I have just spent the last 3 weeks delivering a “be fit 4 work” campaign in Primary schools in Plymouth. The campaign is part of the widening horizons project that is ran by the Millfield’s Inspired Charity in Plymouth. Widening Horizons is about showing year 5 children places of work and different jobs that are available around the city. Places of work often include the National Marine Aquarium, Princess Yachts and EE. My job was to talk about roles from footballers to cleaners, discussing with the children what levels of fitness they would need to have for particular roles. After a 30-minute classroom presentation I had the opportunity to beast the children with military inspired PT. Proving we don’t need fancy gym equipment to be fit, get fit and improve fitness levels.

What did I learn?

Well, lots of children no longer want to be footballers, policemen and firemen anymore. They want to be gamers, v-loggers and you-tubers. But what does this matter? I was 34 when I finally found out what I wanted to do!

I learnt that lots of children still do extra exercise outside of school PE at home. Some may run, dance, lift weights, play football and even boxing. I believe most people think that all children no longer exercise at home and all they do now is play on the Xbox. Out of the 9 schools I have just visited I can confidently say that 70% of children do exercise activities outside school.

I got to realise that PE is not actively encouraged as much as it should be. If a class is lucky enough to have a teacher who is mad keen for sport, then great. If not, then children will miss out. This is evident when teachers pull children away from the sessions I’m delivering at school to do extra reading or maths. This clearly demonstrates that exercise at school is a tick box exercise for some and not taken seriously. While I was stood in the reception of a school, a parent came to collect a child for the dentist. The parent asked: “Shall I bring him back? he’ll be finished by 2:20”. Teacher replies: “Well we have PE this afternoon, so you may as well leave it”. As you can imagine, this infuriated me!

I had conversations with the odd child during rest phases of our workouts and I asked what things they do in PE. I was advised on various things from running to netball and dancing to football. I have to ask, are these sports worthwhile doing at primary age? Does a child being able to know the rules of netball help in a child’s development? The rules of the game may teach teamwork, but it will not increase fitness levels. To increase fitness levels, you have to push the anaerobic boundaries and thresholds which means raising the heart rate and getting out of breath and netball at this level will probably not do it.

Do we need to increase a child’s fitness levels or are the rules of netball enough?

It’s in the media weekly and research proves children are getting weaker and obesity is on the rise. As a baby we learn to crawl and then as a toddler we learn to walk and then run. Unless we continue to push, we will never go further. But do we need to? We do if we want to support the 30% that do no activities outside school. If as a race we continue to create things to make us move less such as Deliveroo and Xbox’.

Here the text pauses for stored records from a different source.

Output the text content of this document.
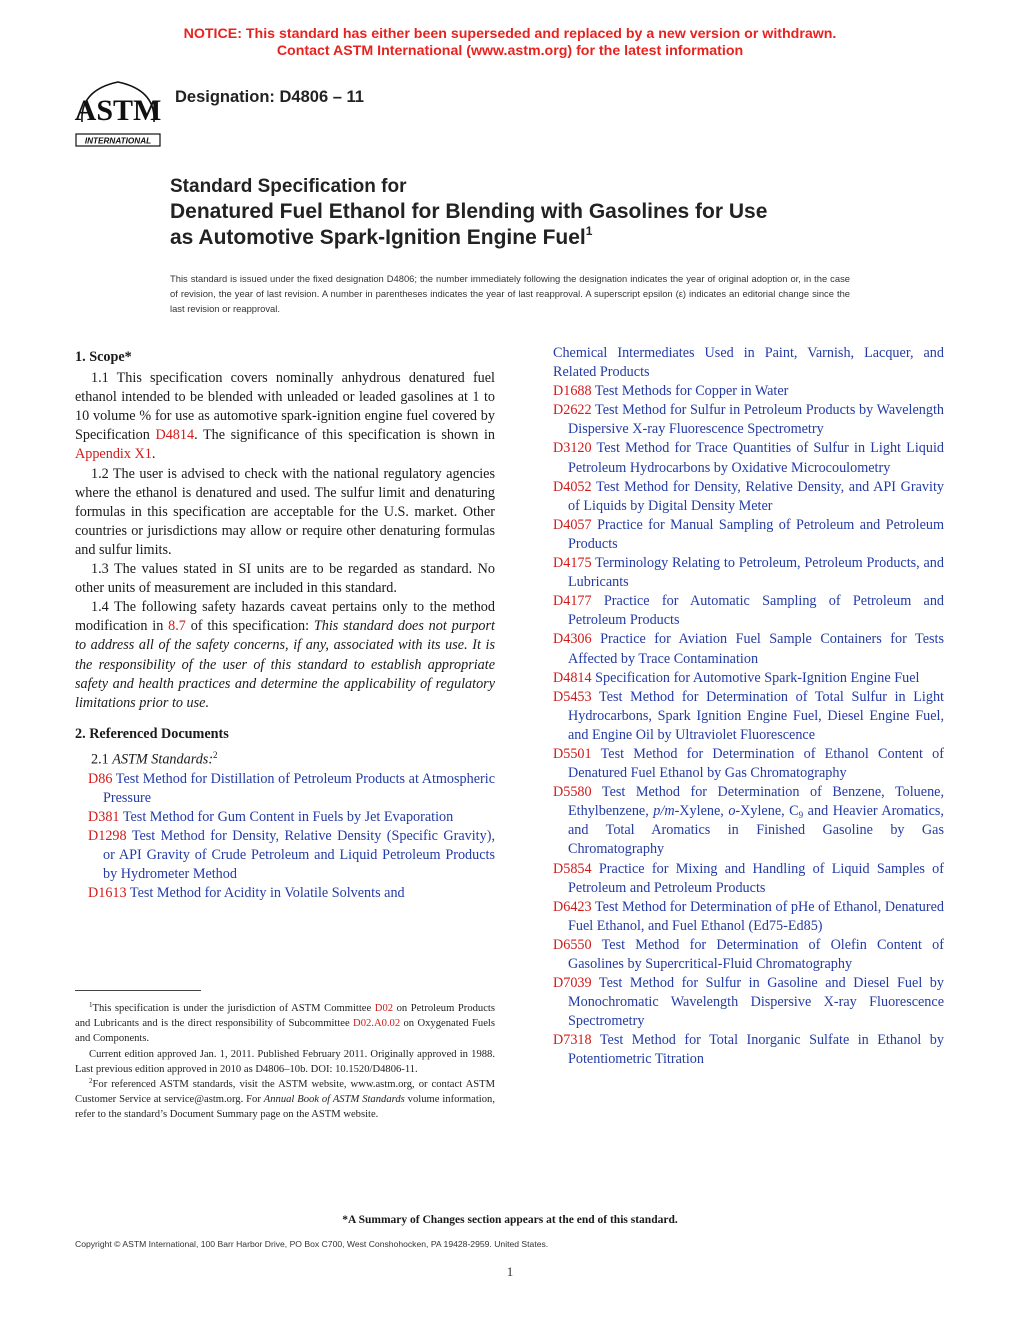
NOTICE: This standard has either been superseded and replaced by a new version or withdrawn.
Contact ASTM International (www.astm.org) for the latest information
ASTM
INTERNATIONAL
Designation: D4806 – 11
Standard Specification for
Denatured Fuel Ethanol for Blending with Gasolines for Use
as Automotive Spark-Ignition Engine Fuel$^1$
This standard is issued under the fixed designation D4806; the number immediately following the designation indicates the year of original adoption or, in the case of revision, the year of last revision. A number in parentheses indicates the year of last reapproval. A superscript epsilon (ε) indicates an editorial change since the last revision or reapproval.
1. Scope*
1.1 This specification covers nominally anhydrous denatured fuel ethanol intended to be blended with unleaded or leaded gasolines at 1 to 10 volume % for use as automotive spark-ignition engine fuel covered by Specification D4814. The significance of this specification is shown in Appendix X1.
1.2 The user is advised to check with the national regulatory agencies where the ethanol is denatured and used. The sulfur limit and denaturing formulas in this specification are acceptable for the U.S. market. Other countries or jurisdictions may allow or require other denaturing formulas and sulfur limits.
1.3 The values stated in SI units are to be regarded as standard. No other units of measurement are included in this standard.
1.4 The following safety hazards caveat pertains only to the method modification in 8.7 of this specification: This standard does not purport to address all of the safety concerns, if any, associated with its use. It is the responsibility of the user of this standard to establish appropriate safety and health practices and determine the applicability of regulatory limitations prior to use.
2. Referenced Documents
2.1 ASTM Standards:$^2$
D86 Test Method for Distillation of Petroleum Products at Atmospheric Pressure
D381 Test Method for Gum Content in Fuels by Jet Evaporation
D1298 Test Method for Density, Relative Density (Specific Gravity), or API Gravity of Crude Petroleum and Liquid Petroleum Products by Hydrometer Method
D1613 Test Method for Acidity in Volatile Solvents and
$^1$This specification is under the jurisdiction of ASTM Committee D02 on Petroleum Products and Lubricants and is the direct responsibility of Subcommittee D02.A0.02 on Oxygenated Fuels and Components.
Current edition approved Jan. 1, 2011. Published February 2011. Originally approved in 1988. Last previous edition approved in 2010 as D4806–10b. DOI: 10.1520/D4806-11.
$^2$For referenced ASTM standards, visit the ASTM website, www.astm.org, or contact ASTM Customer Service at service@astm.org. For Annual Book of ASTM Standards volume information, refer to the standard’s Document Summary page on the ASTM website.
Chemical Intermediates Used in Paint, Varnish, Lacquer, and Related Products
D1688 Test Methods for Copper in Water
D2622 Test Method for Sulfur in Petroleum Products by Wavelength Dispersive X-ray Fluorescence Spectrometry
D3120 Test Method for Trace Quantities of Sulfur in Light Liquid Petroleum Hydrocarbons by Oxidative Microcoulometry
D4052 Test Method for Density, Relative Density, and API Gravity of Liquids by Digital Density Meter
D4057 Practice for Manual Sampling of Petroleum and Petroleum Products
D4175 Terminology Relating to Petroleum, Petroleum Products, and Lubricants
D4177 Practice for Automatic Sampling of Petroleum and Petroleum Products
D4306 Practice for Aviation Fuel Sample Containers for Tests Affected by Trace Contamination
D4814 Specification for Automotive Spark-Ignition Engine Fuel
D5453 Test Method for Determination of Total Sulfur in Light Hydrocarbons, Spark Ignition Engine Fuel, Diesel Engine Fuel, and Engine Oil by Ultraviolet Fluorescence
D5501 Test Method for Determination of Ethanol Content of Denatured Fuel Ethanol by Gas Chromatography
D5580 Test Method for Determination of Benzene, Toluene, Ethylbenzene, p/m-Xylene, o-Xylene, $C_9$ and Heavier Aromatics, and Total Aromatics in Finished Gasoline by Gas Chromatography
D5854 Practice for Mixing and Handling of Liquid Samples of Petroleum and Petroleum Products
D6423 Test Method for Determination of pHe of Ethanol, Denatured Fuel Ethanol, and Fuel Ethanol (Ed75-Ed85)
D6550 Test Method for Determination of Olefin Content of Gasolines by Supercritical-Fluid Chromatography
D7039 Test Method for Sulfur in Gasoline and Diesel Fuel by Monochromatic Wavelength Dispersive X-ray Fluorescence Spectrometry
D7318 Test Method for Total Inorganic Sulfate in Ethanol by Potentiometric Titration
*A Summary of Changes section appears at the end of this standard.
Copyright © ASTM International, 100 Barr Harbor Drive, PO Box C700, West Conshohocken, PA 19428-2959. United States.
1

I think we need to do more to improve the fitness levels of children and I think it needs to be actively encouraged by all teachers. The sad thing is, unless Ofsted start to get involved with this, it will not change or improve. We encourage all children to give 100% in the classroom using the minds and we should do the same with their hearts and lungs in PE.

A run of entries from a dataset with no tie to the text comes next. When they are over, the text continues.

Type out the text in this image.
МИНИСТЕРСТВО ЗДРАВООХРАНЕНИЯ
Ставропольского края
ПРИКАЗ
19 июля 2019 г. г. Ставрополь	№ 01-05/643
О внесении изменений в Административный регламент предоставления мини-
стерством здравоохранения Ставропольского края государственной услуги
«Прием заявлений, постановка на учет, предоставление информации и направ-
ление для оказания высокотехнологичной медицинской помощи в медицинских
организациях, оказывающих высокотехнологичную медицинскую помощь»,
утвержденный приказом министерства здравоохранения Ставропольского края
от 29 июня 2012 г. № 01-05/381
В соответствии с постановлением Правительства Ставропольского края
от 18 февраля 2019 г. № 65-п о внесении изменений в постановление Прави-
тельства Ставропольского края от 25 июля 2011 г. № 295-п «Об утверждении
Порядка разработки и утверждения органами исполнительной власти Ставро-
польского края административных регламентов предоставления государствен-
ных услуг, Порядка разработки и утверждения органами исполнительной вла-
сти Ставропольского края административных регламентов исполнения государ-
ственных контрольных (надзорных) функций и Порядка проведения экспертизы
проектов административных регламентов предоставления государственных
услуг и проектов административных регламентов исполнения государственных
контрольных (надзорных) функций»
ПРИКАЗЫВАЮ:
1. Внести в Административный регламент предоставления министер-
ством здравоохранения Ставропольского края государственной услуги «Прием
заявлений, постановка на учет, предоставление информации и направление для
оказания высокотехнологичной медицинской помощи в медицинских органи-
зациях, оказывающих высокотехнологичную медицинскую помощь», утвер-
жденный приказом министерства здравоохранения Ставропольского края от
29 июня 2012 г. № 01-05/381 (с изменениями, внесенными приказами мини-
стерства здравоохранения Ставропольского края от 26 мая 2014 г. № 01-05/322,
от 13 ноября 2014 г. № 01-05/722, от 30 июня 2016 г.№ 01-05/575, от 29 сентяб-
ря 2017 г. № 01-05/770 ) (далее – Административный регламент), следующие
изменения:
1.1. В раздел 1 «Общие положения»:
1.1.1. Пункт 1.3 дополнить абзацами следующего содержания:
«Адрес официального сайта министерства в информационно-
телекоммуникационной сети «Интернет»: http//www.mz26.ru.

  1. Fab read. It’s infuriating to hear parents/teachers not taking their children’s physical well-being seriously 🙁 and worrying to think that this attitude may rub off on the child. I see a lot of this at secondary and this makes it harder to change their feelings towards PE later on in life… Good article!

  2. Good read Dave. I was always one to partake in extra sport at school for various teams because I enjoyed it. Those that didn’t enjoy it, felt like it was a chore. Of course we’re all different. However, if our PE lessons actually taught us more about nutrition, fuelling your body right, the health benefits and impact that steady/intense, consistent exercise has to each and every one of us……wouldn’t that be something?!?! Surely that along with actual cardio and strength routines in place across all age ranges, educate our children more and set themselves up for a happier and healthier future?